How To Troubleshoot Performance Problems

Not too long ago, I had an interesting discussion about how to troubleshoot performance problems in large procedures.  By “large procedure,” I’m talking about something which can be thousands of lines of code, or a procedure which might have dozens of potential choke points.  This is not an exhaustive article, but instead gives an idea of thought processes and acts as a starting point.

The first thing I want to do is format the code.  I’m going to use a tool to format code; that way, I know that I will be able to understand the code more quickly and be less likely to make a mistake due to improper tabbing, multiple columns on a single line, etc.  This obviously won’t improve any performance problems and I might need to maintain historical formatting when I make my changes, but I’ll at least make the changes locally for me to understand.

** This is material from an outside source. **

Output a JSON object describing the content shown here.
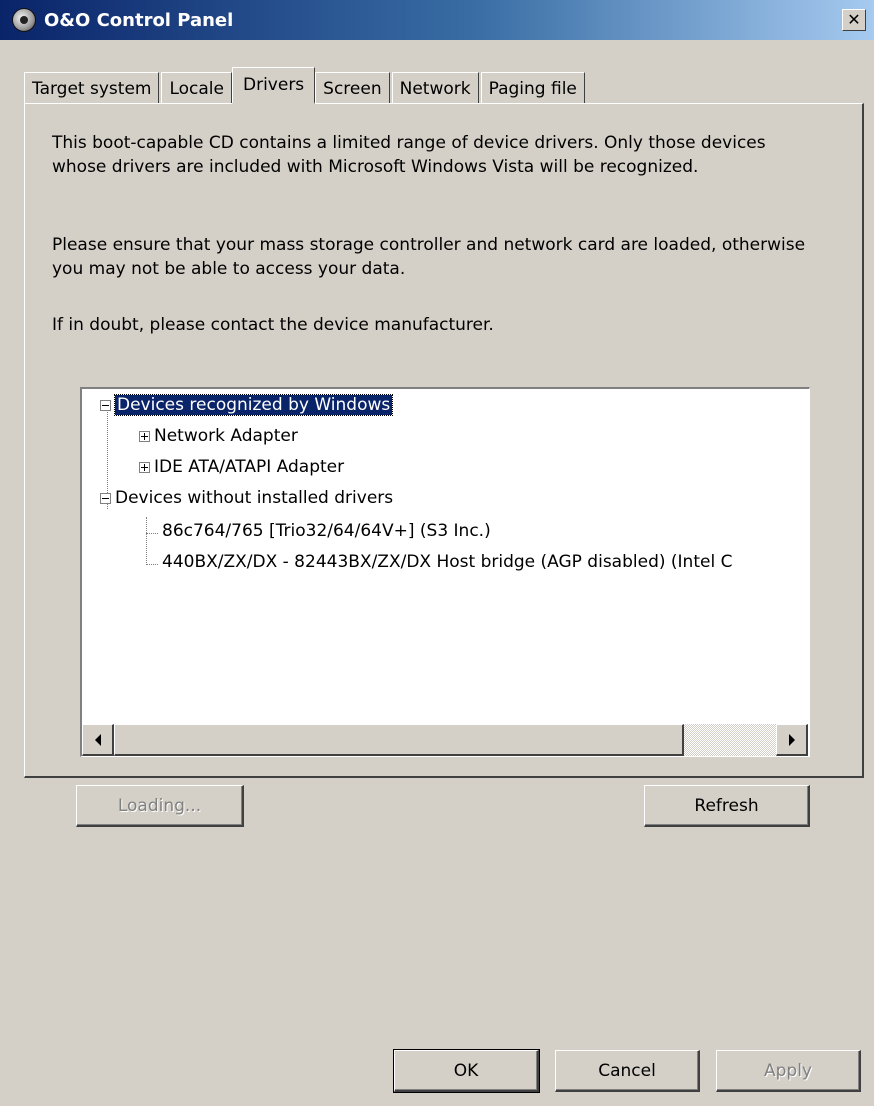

Once I have formatted code, the next step is to do a quick code review and look for certain patterns.  Any cursors or WHILE loops I see become automatically suspect.  I’m also on the lookout for Common Table Expression chains (especially ones which aggregate data), temp table chains (taking data from one temp table into another into another, etc.), and user-defined function calls.  Looking for cursors and WHILE loops is obvious:  procedural code tends to perform poorly in SQL Server, so those sections of code can act as performance choke points.  Common Table Expression chains can lead to lazy spooling, in which we read a subset of data over and over, and that subset of data can end up in tempdb, which is the single biggest point of contention on a typical SQL Server.  Temp table chains follow a similar logic:  we’re using tempdb over and over here, which might lead to a contention problem, or possibly a problem in which we are not filtering the base data sets well enough.  Finally, I look at user-defined functions because they tend to perform significantly less efficiently than equivalent queries without functions.  These are the types of things I’m looking for when I do my initial review, and when I find them, I mark their locations.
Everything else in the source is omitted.